Valeu Murilo! Concordo com você. No caso, o cartaz era uma “paródia” a este aqui: http://brasil.indymedia.org/images/2013/01/515823.jpg
Adorável trilha sonora para o evento, um primitivismo generalizado que merece instrumentos bem antigos, permitindo uma ambientação apropriada. E parece até agradável…
O tal do Cristo coitado, nem estava ali pra se defender. Ninguém leu os evangelhos, nem os canônicos, nem os apócrifos ou quem leu não entendeu. Não leram nem os que usaram o nome do Cristo pra fazer acusações, nem os que não usaram pra se defender, nem o cara que escreveu o artigo. A vida do Jesus tá muito mais pra uma comunidade alternativa que ia espalhando seu modo de viver cheio de amor incondicional e livre de apegos materiais, do que qualquer coisa que inspire homofobia. Beeem pelo contrário.
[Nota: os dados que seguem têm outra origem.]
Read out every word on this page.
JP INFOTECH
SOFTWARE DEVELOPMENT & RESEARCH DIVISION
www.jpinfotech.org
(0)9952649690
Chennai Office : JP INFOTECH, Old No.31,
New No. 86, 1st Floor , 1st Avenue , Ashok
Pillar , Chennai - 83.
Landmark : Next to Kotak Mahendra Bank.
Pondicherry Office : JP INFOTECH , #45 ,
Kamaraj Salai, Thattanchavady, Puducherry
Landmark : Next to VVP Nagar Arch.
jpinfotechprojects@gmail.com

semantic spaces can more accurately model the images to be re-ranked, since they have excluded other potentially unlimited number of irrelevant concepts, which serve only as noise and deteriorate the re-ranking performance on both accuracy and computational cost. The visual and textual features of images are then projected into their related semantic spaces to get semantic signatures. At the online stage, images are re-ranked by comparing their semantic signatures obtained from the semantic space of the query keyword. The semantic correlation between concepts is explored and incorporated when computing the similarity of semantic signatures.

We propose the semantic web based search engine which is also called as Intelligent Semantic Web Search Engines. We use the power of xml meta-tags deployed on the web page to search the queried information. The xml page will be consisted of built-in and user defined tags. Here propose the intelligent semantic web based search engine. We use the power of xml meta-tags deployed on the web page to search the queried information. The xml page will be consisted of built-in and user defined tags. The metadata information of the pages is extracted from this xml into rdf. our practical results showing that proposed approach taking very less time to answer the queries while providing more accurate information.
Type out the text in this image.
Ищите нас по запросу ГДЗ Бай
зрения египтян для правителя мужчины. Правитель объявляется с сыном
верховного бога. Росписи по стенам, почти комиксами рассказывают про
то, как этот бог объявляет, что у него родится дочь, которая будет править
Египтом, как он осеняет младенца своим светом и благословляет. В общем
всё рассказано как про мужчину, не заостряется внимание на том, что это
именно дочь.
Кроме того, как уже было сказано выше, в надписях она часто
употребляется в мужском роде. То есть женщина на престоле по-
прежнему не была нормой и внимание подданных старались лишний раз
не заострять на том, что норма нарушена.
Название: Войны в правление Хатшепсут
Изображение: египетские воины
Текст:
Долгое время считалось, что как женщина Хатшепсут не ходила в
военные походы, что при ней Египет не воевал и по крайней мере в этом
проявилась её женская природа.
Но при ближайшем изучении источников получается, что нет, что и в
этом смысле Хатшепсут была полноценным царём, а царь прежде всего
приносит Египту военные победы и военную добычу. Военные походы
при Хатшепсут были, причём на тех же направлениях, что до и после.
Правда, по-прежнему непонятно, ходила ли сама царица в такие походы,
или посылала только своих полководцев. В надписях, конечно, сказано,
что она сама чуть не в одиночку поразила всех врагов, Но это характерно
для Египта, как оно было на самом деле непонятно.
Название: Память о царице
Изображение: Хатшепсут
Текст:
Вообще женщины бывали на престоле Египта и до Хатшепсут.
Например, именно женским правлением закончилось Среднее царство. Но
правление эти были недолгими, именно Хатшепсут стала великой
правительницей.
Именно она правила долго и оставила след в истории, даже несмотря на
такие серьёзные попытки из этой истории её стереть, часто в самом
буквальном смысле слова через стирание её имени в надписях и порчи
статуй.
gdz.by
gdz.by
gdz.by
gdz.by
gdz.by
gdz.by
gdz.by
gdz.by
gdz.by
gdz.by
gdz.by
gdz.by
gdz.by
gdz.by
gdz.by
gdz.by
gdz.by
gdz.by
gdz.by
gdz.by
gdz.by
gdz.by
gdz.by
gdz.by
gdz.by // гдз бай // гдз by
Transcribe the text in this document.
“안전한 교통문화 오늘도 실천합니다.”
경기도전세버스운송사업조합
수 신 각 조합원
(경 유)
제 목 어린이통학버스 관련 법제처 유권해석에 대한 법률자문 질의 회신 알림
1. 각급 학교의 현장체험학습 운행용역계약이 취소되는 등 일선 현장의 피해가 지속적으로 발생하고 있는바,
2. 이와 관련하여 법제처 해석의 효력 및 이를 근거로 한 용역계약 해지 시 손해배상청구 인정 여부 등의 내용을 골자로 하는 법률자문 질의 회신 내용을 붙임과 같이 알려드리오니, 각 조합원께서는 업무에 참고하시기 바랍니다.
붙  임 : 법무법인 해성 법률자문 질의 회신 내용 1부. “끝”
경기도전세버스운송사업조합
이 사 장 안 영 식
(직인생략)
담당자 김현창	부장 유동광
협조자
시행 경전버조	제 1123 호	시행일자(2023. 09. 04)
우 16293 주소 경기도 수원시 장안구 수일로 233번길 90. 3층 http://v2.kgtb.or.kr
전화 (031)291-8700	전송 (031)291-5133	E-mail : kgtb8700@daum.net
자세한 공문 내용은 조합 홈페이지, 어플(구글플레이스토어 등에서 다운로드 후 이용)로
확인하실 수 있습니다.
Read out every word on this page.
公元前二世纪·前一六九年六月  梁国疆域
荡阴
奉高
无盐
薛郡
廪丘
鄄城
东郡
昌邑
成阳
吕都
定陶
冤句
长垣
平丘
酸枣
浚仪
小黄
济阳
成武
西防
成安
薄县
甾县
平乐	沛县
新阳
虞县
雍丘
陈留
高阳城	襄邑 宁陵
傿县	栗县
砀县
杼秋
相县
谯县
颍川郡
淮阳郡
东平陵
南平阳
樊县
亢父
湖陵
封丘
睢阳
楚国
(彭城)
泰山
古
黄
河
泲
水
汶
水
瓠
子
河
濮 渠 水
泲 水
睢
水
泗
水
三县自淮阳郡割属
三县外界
“O limite entre a liberdade de expressão e o delito de opinião é um debate formidável (…)”, porque ainda precisa-se debater os limites e possibilidades das opiniões. O ser primitivo, este contemporâneo, nem exercita o “olhar pelo olhar do outro”. A relação deste diálogo que percorre o país é tão naif que tem que ser feito aos berros, ruídos e cartazes… Efeitos sonoros e visuais, direção de arte espontânea que enfatiza a realidade.
É lindo, é maravilhoso os homofóbicos saírem com suas bandinhas e os GLBTT saírem também com seus adeptos, trazendo o debate pra rua. O tempo que tavam na rua não tavam assistindo BBBs da vida, nem novelas baratas.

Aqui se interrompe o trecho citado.